Councils in England are to be encouraged to sell publicly owned buildings and other assets worth up to £23bn under plans being explored by ministers to plug budget shortfalls amid the crisis in local government.
Under plans being examined by Michael Gove’s Department for Levelling Up, Housing and Communities, councils would be given greater flexibility to use money raised from asset disposals to meet their budget pressures.
In a consultation with town hall bosses closing on Wednesday, ministers estimate councils have “investment properties” worth £23.2bn which could be disposed of to help meet budget shortfalls with proposed changes to the rules that would allow sales without government approval.
The government said its aim was to encourage the sale of assets held only for revenue, and not buildings or places used for the “delivering of the objectives of the local authority”.
However, critics warned of a “fire sale” of public assets amid the multibillion-pound funding shortfall for local authorities across the country.
Rob Whiteman, the chief executive of the Chartered Institute of Public Finance and Accounting, said he welcomed councils being handed greater flexibility, but warned it was a “sticking plaster” solution because it would not address longer-term pressures on their finances.
“We’re in a short-term, last-chance saloon place where councils won’t go bust, but in no way does it offer a medium-term solution,” he said.
“The truth is councils are being incentivised to dispose of assets to use those capital resources to fund their revenue budgets, which is appalling. They need to be properly funded by taxation.
“You would not recommend to any other country in the world to fund their public finances this way. It’s a sort of directive to break the rules – an allowance given to break all known usual accounting convention.”
Dozens of councils have already earmarked libraries, civic halls, swimming pools and community centres for sale to raise hundreds of millions of pounds, including in Leeds, Kent, Somerset and Woking.
However, property experts warned the moment to sell could hardly be worse amid a slump in the market driven by near-stagnant growth in the UK economy and higher borrowing costs from the Bank of England.
“If you were trying to identify the worst moment to sell, the first half of 2024 would probably be it,” said Mat Oakley, head of UK and European commercial property research at the leading estate agent Savills.
“A potential buyer will say: ‘They have to sell this, how little can I get away with paying them for it?’ I wouldn’t advise anyone to sell now just because there is that hint of blood in the water.”
Handing councils greater flexibility could, however, help some local authorities to unwind risky investments made using billions of pounds in taxpayer-funded borrowing. Councils including Woking, Thurrock, and Warrington have ploughed vast sums into assets ranging from skyscrapers and shopping centres to solar farms and stadiums.
However, many assets bought in recent years are likely to be worth less than councils paid for them. Figures from Capital Economics show capital values have dropped by about 20% since mid-2022, with offices recording a fall of 23%.

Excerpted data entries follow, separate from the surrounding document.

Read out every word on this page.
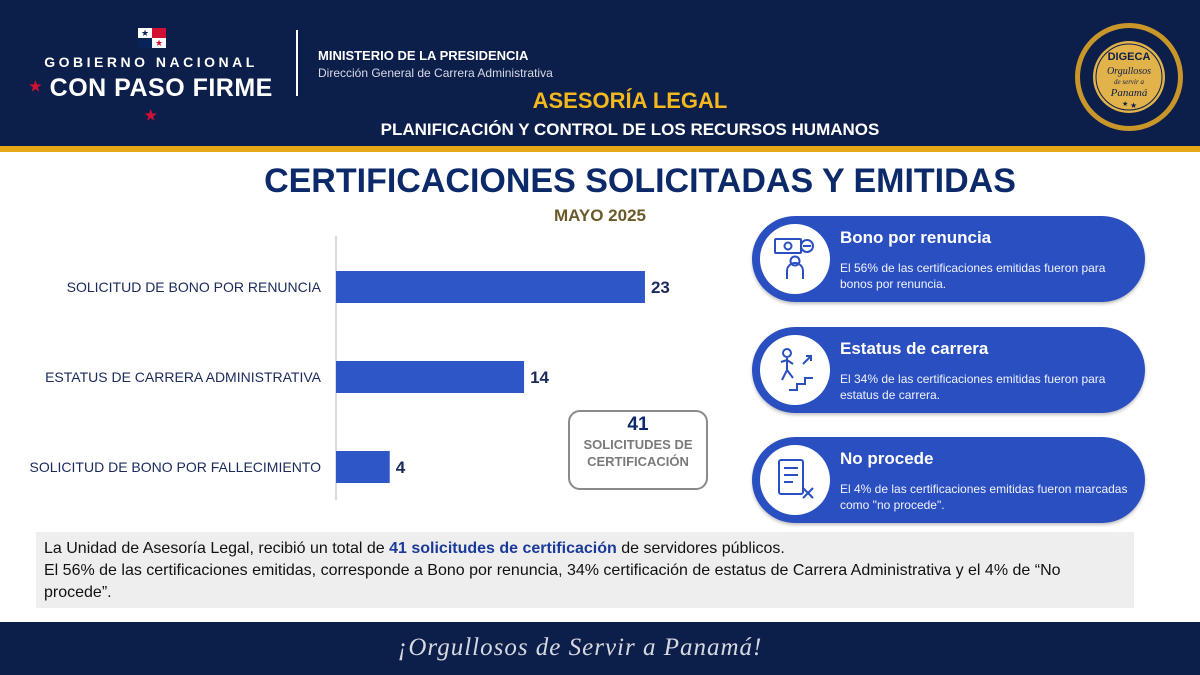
★
★
GOBIERNO NACIONAL
★ CON PASO FIRME ★
MINISTERIO DE LA PRESIDENCIA
Dirección General de Carrera Administrativa
ASESORÍA LEGAL
PLANIFICACIÓN Y CONTROL DE LOS RECURSOS HUMANOS
DIGECA
Orgullosos
de servir a
Panamá
★ ★
CERTIFICACIONES SOLICITADAS Y EMITIDAS
MAYO 2025
SOLICITUD DE BONO POR RENUNCIA	23
ESTATUS DE CARRERA ADMINISTRATIVA	14
SOLICITUD DE BONO POR FALLECIMIENTO	4
41
SOLICITUDES DE CERTIFICACIÓN
Bono por renuncia
El 56% de las certificaciones emitidas fueron para bonos por renuncia.
Estatus de carrera
El 34% de las certificaciones emitidas fueron para estatus de carrera.
No procede
El 4% de las certificaciones emitidas fueron marcadas como "no procede".
La Unidad de Asesoría Legal, recibió un total de 41 solicitudes de certificación de servidores públicos.
El 56% de las certificaciones emitidas, corresponde a Bono por renuncia, 34% certificación de estatus de Carrera Administrativa y el 4% de “No procede”.
¡Orgullosos de Servir a Panamá!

There are worries that much-loved community buildings will also be listed for sale. Analysis by the IPPR thinktank last year found 75,000 public assets, worth about £15bn, had been sold by English councils since 2010, in part to plug holes in their budgets.

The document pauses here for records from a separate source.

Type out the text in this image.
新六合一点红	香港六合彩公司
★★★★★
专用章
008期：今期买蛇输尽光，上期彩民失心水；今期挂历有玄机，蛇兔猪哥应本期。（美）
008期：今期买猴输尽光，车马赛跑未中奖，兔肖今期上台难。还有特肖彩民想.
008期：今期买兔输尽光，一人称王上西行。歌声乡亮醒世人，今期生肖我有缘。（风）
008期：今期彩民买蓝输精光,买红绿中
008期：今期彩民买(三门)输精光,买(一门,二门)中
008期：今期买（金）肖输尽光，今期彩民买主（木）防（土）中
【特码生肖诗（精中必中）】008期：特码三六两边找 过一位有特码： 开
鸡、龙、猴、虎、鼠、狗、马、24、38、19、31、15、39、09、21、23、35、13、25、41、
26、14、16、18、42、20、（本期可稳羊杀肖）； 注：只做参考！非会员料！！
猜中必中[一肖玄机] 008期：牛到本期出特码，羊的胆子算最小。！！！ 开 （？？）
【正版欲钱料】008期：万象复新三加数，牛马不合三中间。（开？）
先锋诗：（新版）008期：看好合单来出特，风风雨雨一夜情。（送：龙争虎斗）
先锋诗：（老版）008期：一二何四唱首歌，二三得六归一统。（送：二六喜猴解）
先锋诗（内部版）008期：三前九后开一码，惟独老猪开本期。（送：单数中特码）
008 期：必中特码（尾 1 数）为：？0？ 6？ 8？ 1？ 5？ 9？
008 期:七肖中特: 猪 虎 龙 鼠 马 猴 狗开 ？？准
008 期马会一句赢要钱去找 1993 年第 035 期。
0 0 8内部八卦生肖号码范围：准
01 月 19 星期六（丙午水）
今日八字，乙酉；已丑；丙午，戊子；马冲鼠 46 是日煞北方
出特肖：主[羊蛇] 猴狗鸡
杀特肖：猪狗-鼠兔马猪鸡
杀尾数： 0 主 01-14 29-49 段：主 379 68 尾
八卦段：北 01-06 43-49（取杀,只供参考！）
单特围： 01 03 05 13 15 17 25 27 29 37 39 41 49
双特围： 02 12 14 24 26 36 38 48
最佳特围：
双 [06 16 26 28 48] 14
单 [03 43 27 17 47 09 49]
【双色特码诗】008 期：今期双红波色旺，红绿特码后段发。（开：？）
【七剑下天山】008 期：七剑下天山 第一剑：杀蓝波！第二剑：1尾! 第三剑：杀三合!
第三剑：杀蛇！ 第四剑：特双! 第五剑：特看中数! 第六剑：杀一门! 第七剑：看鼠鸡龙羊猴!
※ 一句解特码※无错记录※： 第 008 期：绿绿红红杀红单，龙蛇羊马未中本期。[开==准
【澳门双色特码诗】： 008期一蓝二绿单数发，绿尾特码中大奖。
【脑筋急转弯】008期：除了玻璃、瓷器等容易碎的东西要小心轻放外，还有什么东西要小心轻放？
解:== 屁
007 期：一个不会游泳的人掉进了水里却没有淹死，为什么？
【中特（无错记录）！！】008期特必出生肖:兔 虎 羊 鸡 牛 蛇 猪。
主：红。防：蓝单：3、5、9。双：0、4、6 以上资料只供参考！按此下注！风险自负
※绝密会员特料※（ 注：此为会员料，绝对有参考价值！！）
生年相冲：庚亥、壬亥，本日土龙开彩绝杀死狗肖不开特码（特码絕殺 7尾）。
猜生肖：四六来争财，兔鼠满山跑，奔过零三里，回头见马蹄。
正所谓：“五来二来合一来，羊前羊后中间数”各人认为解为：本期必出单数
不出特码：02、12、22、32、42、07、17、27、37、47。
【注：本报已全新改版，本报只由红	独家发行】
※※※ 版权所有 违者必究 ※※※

Zoë Billingham, director of IPPR North, said: “It’s one-off capital receipt to fund ongoing revenue pressures, which will last for as long as they have buildings to sell. I don’t think that’s a good thing. It’s not a fix.
“It’s also a one-way street. Once public assets have been sold, I would be shocked to hear at a future date any council or government will buy them back. It’s a temporary fix for a difficult time. It’s not sustainable.”
The government has been approached for comment.